Hunt averaged just under five yards per carry in Cleveland in 2021, but he only played in eight games due to calf and ankle injuries.

Why it makes sense for the Browns: I’ve seen trade scenarios that are putting Hunt’s value on the same level as Dillard’s. I’ve even seen scenarios in which folks have proposed a trade sending Dillard plus a pick for Hunt. Lol, please. Dillard is starting-caliber left tackle. Hunt is talented, but he’s a 27-year-old running back with a troubled past who missed nine games last year and no longer wants to play in Cleveland due to unhappiness with his contract situation. It’s not as if the Browns have any leverage, just as they didn’t with Baker Mayfield when they shipped him off to the Carolina Panthers for very little in return.

The Browns also have an otherwise impressive stable of backs in Nick Chubb, D’Ernest Johnson, Jerome Ford, and Demetric Felton. Chubb is a bona fide star back, and if the Browns keep Hunt, the younger guys behind him will not get their share of opportunities.

Meanwhile, they are thin at receiver, and Reagor has had an encouraging camp.

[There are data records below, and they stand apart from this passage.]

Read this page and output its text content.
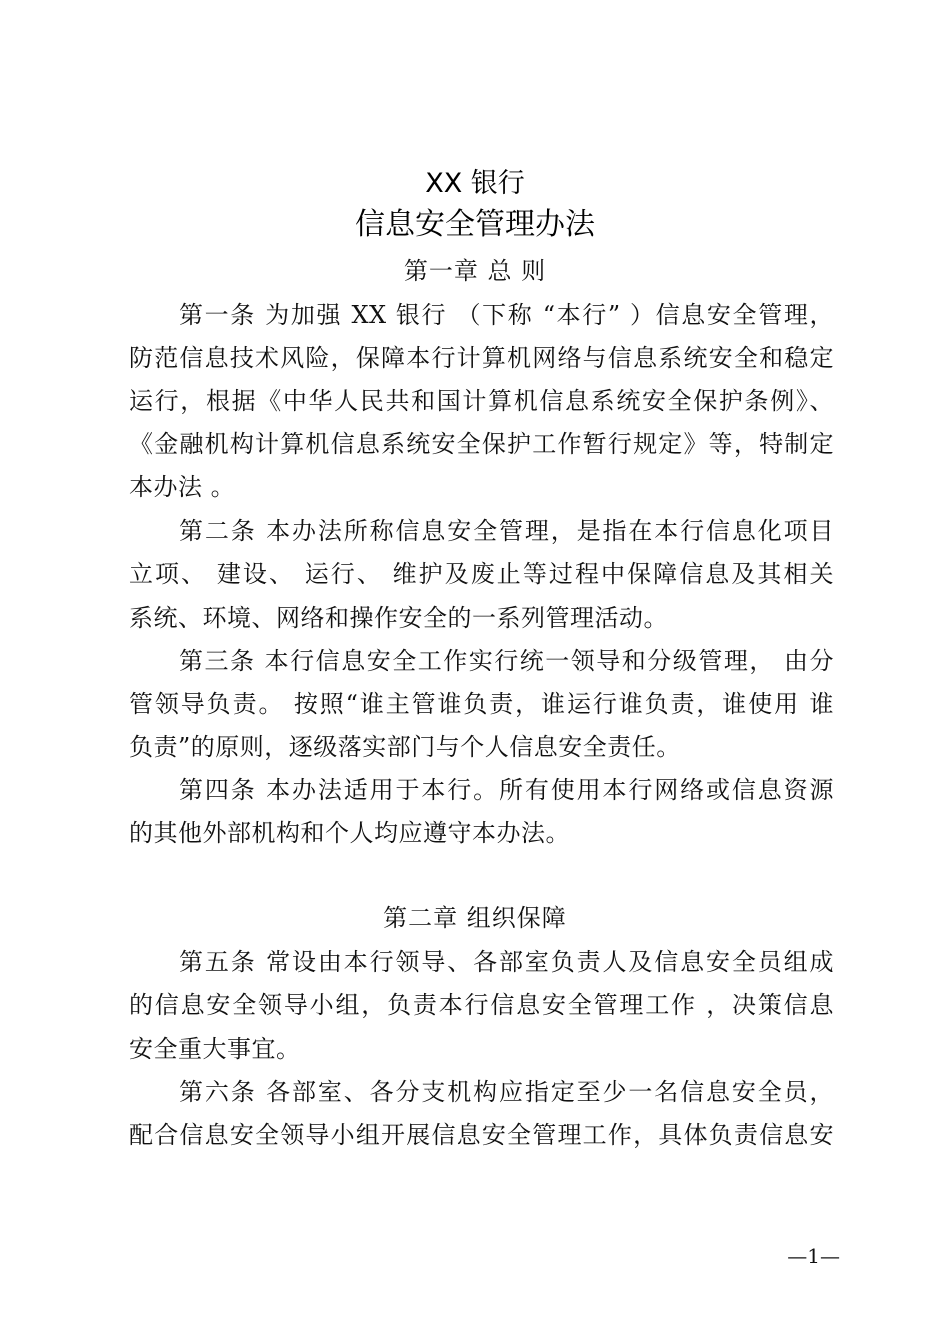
XX 银行
信息安全管理办法
第一章 总 则
第一条 为加强 XX 银行 （下称 “本行” ）信息安全管理，
防范信息技术风险，保障本行计算机网络与信息系统安全和稳定
运行，根据《中华人民共和国计算机信息系统安全保护条例》、
《金融机构计算机信息系统安全保护工作暂行规定》等，特制定
本办法 。
第二条 本办法所称信息安全管理，是指在本行信息化项目
立项、 建设、 运行、 维护及废止等过程中保障信息及其相关
系统、环境、网络和操作安全的一系列管理活动。
第三条 本行信息安全工作实行统一领导和分级管理， 由分
管领导负责。 按照“谁主管谁负责，谁运行谁负责，谁使用 谁
负责”的原则，逐级落实部门与个人信息安全责任。
第四条 本办法适用于本行。所有使用本行网络或信息资源
的其他外部机构和个人均应遵守本办法。
第二章 组织保障
第五条 常设由本行领导、各部室负责人及信息安全员组成
的信息安全领导小组，负责本行信息安全管理工作 ，决策信息
安全重大事宜。
第六条 各部室、各分支机构应指定至少一名信息安全员，
配合信息安全领导小组开展信息安全管理工作，具体负责信息安
—1—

Eagles LT Andre Dillard to the Colts for the conditional third-round pick that the Commanders traded to Indy that can become a second-round pick if Carson Wentz plays 70 percent of Washington’s offensive snaps this season 😉

Why it makes sense for the Eagles: A potential high second-round pick (should all go right) would be worth the risk of leaving the team thin at offensive tackle this season.

Also, I could bring back my Wentz snap count tracker.

121821HowieCelebrate

Why it makes sense for the Colts: While watching the Colts’ first preseason game against the Bills on Saturday, it was impossible not to notice former Eagles offensive lineman Matt Pryor getting smoked by Bills backups. Pryor is currently the Colts’ first-team left tackle, and I’ve seen Colts beat writers note that the the first-team reps have exclusively gone to Pryor.

The Colts traded for a 37-year-old Matt Ryan this season. They are not rebuilding, and heads could roll if the 2022 season does not end with a playoff berth. This team can’t actually head into this season with Pryor at LT, can they?

It should be noted that Indy kind/sorta/maybe has another option in Berhard Raimann, who they selected in the third round of the 2022 NFL Draft. Raimann was a foreign exchange student from Austria who played wide receiver in high school, and enrolled at Central Michigan as a tight end. He has a fun backstory, as chronicled by Dane Brugler of The Athletic. Prior to his junior season, Raimann moved to left tackle, basically because Central Michigan didn’t have one. He flourished in that role, becoming a Day 2 pick, but he only had 17 career college starts. He is a project.

Giving up a (potential) 2 would be a steep, almost dumb price to pay, but Dillard would give the Colts more peace of mind at LT, as well as more depth, with Pryor being able to come off the bench at multiple positions. Sometimes when decision makers are faced with “win or lose your job” scenarios, the short-term fix often wins over long-term reason, and the Eagles should be looking to take advantage of those situations.